サイエンスキャッスル2017

講演情報

関西大会

[WS4] ポスター発表 奇数

2017年12月23日(土) 14:00 〜 14:50 ポスターエリア (B1F第二体育館)

14:00 〜 14:50

[P-25] Democracy and Mathematics

住吉 レオナルド弘至, 爲政 真由 (AICJ中学・高等学校 Windows Of Mathematics (WOM))

キーワード:Democracy(民主主義)、Preference(選好)、Social welfare function(社会厚生関数)

Democracy in the society and mathematics seems not to have any relationship. However, because of social choice theory and some other theorems, there was a movement to capture democracy mathematically.

Kenneth Joseph Arrow described society as a set including more than 3 people, and democracy as a way of thinking that individual preference of more than 3 choices are fairly reflected to the preference of society, which is the social welfare function. Fairly reflected means to fill up the following 4 conditions.



1)Unrestricted domain: All the combinations of preference possible have to be

considered as a domain.

2)Pareto principle: If the preference of all the members of society is the same,

it will be considered as the social welfare function.

3)Binary independence: The choice in social preference is only affected by the choice

of each individual preference.

4)Non-dictatorship: There must not exist a dictator ― a person whose

individual preference is always reflected to the social preference.



Arrow demonstrated the impossibility of constructing the social welfare function satisfying all 4 conditions.

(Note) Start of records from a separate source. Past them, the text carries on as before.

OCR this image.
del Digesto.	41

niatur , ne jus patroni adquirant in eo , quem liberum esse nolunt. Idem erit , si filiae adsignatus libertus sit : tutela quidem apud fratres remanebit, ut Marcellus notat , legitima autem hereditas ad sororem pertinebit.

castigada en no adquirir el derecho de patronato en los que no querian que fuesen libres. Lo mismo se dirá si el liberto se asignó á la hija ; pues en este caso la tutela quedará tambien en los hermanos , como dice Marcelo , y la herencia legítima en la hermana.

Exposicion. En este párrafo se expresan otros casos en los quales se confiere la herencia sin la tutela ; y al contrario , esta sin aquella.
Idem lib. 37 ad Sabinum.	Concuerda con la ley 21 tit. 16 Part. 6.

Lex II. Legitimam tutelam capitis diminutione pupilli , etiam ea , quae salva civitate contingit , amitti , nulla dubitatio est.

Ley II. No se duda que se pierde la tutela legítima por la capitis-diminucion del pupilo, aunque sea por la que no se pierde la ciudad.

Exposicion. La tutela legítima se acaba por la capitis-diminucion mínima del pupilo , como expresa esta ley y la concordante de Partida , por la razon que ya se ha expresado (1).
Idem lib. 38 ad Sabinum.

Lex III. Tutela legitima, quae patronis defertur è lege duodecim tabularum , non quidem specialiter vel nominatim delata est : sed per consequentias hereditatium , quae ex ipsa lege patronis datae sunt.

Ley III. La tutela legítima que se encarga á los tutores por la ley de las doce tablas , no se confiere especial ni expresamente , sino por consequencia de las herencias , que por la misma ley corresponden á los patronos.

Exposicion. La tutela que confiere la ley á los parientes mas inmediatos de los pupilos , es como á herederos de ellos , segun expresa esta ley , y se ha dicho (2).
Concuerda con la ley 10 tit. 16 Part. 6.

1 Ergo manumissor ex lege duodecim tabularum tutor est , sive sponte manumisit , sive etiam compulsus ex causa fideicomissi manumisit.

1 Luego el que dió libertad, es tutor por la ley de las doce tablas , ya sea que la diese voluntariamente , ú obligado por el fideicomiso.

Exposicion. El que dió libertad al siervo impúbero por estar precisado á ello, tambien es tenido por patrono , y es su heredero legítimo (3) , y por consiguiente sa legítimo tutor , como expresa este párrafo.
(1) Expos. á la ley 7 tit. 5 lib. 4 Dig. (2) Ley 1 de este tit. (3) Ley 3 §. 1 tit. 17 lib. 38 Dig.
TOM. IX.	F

This is called Arrow’s paradox (or Arrow's impossibility theorem).

We have gone through the proof by thinking of 3 people, A, B and C, with 3 choices, x, y and z. Here, we would try to find an example of a violation regarding the 4 conditions. Indeed, there exists someone’s individual preference wholly effects the social welfare function, and this violates the non-dictatorship.